In the evening I read Wendell Berry, a writer who also works his Kentucky farm using horses. He states that it is his first duty "to reduce, so far as I can, my own consumption," and complains that a computer won't make him a better writer. But no one has said that a PC will make you a better writer, I think to myself. He allows that "a computer will help you to write faster, easier, and more" but asks, "Do I, then, want to write faster, easier, and more? No." That's fine for Wendell Berry. Not all of us can afford to farm with horses, though. I'd like to write better and write faster, easier, and more.

Day 17

Jim, the Selectric repairman, comes by. IBM built its last Selectric in 1985, but he says that the machines are still widely used to fill out preprinted forms. As he toils, he recommends nutritional supplements for my tendinitis, and tells me about the 25th Infantry's December 1967 campaign in Vietnam (he's a vet).
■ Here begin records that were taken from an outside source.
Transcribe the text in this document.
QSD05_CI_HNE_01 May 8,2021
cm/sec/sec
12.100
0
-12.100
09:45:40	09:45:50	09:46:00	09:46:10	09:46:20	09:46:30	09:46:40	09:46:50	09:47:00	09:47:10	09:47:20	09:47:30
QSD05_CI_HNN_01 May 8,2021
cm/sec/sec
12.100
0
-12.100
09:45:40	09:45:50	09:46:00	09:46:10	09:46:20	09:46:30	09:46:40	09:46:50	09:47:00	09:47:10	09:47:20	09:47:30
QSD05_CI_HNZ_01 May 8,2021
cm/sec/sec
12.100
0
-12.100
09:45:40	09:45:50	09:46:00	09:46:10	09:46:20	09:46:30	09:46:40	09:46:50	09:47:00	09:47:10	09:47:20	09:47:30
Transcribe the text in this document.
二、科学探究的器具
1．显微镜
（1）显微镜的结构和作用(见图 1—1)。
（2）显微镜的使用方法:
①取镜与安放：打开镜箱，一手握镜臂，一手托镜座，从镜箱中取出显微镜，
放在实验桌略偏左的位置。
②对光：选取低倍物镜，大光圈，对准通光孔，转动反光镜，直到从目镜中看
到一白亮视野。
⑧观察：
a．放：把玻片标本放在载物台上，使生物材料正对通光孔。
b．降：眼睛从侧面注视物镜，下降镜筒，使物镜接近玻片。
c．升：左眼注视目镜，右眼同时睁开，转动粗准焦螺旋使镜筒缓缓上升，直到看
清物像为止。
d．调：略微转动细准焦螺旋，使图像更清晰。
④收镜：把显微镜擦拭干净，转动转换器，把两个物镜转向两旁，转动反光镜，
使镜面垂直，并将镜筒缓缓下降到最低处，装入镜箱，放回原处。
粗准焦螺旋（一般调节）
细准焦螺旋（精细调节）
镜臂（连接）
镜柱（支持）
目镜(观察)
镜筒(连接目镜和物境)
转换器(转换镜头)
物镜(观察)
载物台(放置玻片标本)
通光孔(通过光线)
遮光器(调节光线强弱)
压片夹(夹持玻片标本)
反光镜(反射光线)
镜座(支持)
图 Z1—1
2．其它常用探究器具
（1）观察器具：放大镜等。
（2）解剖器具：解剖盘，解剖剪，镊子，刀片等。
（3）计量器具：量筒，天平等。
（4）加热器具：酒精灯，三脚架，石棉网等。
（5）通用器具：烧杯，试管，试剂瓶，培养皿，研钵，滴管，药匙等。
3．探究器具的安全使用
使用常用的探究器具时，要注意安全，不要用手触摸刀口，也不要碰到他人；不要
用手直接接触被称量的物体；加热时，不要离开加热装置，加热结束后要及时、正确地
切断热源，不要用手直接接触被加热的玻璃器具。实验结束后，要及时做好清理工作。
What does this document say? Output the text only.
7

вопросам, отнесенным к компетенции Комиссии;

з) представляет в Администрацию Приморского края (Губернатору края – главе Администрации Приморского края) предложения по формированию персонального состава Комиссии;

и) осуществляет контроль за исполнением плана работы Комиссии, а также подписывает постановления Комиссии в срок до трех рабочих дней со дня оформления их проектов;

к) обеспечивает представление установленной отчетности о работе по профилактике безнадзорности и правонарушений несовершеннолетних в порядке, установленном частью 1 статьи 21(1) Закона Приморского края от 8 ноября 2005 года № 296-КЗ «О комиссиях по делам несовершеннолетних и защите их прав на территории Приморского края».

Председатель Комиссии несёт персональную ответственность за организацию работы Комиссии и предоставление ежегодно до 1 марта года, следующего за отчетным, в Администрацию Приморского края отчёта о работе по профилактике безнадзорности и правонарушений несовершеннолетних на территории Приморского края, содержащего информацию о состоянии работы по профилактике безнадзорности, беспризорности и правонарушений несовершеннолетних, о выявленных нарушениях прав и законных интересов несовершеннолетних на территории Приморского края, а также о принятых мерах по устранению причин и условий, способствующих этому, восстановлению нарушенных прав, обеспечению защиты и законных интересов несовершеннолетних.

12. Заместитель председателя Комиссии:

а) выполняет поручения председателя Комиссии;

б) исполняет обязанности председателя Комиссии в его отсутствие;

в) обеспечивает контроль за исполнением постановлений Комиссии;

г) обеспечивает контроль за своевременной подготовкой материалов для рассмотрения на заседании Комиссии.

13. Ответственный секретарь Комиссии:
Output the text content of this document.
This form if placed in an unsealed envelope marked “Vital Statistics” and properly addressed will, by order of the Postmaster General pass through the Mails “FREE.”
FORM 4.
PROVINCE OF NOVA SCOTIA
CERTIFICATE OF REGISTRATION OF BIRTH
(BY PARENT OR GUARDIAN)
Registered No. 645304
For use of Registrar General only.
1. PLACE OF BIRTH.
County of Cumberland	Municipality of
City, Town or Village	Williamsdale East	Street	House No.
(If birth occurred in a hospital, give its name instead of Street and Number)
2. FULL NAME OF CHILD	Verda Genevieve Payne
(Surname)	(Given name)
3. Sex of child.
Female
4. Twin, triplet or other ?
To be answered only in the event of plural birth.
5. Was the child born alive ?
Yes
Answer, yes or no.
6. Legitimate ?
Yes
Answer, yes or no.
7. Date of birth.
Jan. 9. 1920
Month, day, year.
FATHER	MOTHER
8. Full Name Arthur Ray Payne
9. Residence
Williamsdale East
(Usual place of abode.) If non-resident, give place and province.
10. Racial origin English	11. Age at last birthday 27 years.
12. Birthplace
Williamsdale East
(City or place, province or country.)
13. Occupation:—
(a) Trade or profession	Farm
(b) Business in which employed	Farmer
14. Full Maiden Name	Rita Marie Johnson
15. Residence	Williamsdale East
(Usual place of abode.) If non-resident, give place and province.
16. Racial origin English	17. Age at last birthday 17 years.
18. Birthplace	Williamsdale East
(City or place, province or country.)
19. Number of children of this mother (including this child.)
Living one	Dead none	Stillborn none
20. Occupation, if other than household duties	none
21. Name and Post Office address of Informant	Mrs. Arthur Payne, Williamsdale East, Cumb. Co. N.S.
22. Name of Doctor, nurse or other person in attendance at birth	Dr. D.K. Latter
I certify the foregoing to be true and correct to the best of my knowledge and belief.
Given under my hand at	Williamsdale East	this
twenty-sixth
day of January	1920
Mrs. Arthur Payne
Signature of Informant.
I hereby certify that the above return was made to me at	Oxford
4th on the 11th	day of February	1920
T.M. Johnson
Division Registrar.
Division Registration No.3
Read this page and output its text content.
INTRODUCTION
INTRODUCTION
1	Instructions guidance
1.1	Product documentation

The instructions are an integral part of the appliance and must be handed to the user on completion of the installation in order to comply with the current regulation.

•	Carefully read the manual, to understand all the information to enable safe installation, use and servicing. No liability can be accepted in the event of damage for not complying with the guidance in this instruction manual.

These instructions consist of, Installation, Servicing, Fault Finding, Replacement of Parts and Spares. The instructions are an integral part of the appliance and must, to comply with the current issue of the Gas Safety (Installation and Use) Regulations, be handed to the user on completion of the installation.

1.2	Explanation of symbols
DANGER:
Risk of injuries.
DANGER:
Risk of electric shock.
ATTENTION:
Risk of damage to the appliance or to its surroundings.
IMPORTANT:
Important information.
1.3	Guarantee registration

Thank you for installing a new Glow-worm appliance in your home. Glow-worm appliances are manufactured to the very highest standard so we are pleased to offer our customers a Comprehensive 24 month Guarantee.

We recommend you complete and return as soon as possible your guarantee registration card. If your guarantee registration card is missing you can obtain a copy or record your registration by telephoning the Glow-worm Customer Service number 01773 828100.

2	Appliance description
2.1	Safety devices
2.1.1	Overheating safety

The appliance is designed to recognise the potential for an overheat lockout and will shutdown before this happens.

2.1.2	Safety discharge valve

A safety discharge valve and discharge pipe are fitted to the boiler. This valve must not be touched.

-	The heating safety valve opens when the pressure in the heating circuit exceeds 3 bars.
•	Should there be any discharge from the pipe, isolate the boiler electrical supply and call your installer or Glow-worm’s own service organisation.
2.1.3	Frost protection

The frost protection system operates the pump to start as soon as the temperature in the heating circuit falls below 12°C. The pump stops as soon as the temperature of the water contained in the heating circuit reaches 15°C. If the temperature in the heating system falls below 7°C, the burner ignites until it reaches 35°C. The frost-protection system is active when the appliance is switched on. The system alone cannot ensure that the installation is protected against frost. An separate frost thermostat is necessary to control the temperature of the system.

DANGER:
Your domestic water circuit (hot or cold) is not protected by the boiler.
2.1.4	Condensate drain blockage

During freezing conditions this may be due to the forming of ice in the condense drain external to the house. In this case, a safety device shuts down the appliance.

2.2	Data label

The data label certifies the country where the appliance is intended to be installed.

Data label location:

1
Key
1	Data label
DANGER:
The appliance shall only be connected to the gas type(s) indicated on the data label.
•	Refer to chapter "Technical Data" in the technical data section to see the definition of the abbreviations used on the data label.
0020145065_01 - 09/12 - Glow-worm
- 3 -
Afterward I head to an appointment with Tina, a therapist who specializes in assisting computer addicts. My own tech cravings are now in check, so I interview her about computer addiction--including her own compulsive playing of the puzzle game Tetris. She knew she had a problem when her husband pointed out that her Tetris sessions were running longer than 5 hours.

One day, as she was talking with a patient, she began to see phantom Tetris blocks falling into place in the air in front of her. "That's when I said, 'no more,'" she remembers.

Her advice for those who love computers too much? First, find out what that wonderful feeling is that comes from using the PC. "People are often very reluctant to talk about it," she says. She encourages patients to find other ways of getting the same feeling. "I'm not asking them to give up the computer, I'm asking them to try this other [way]," she adds.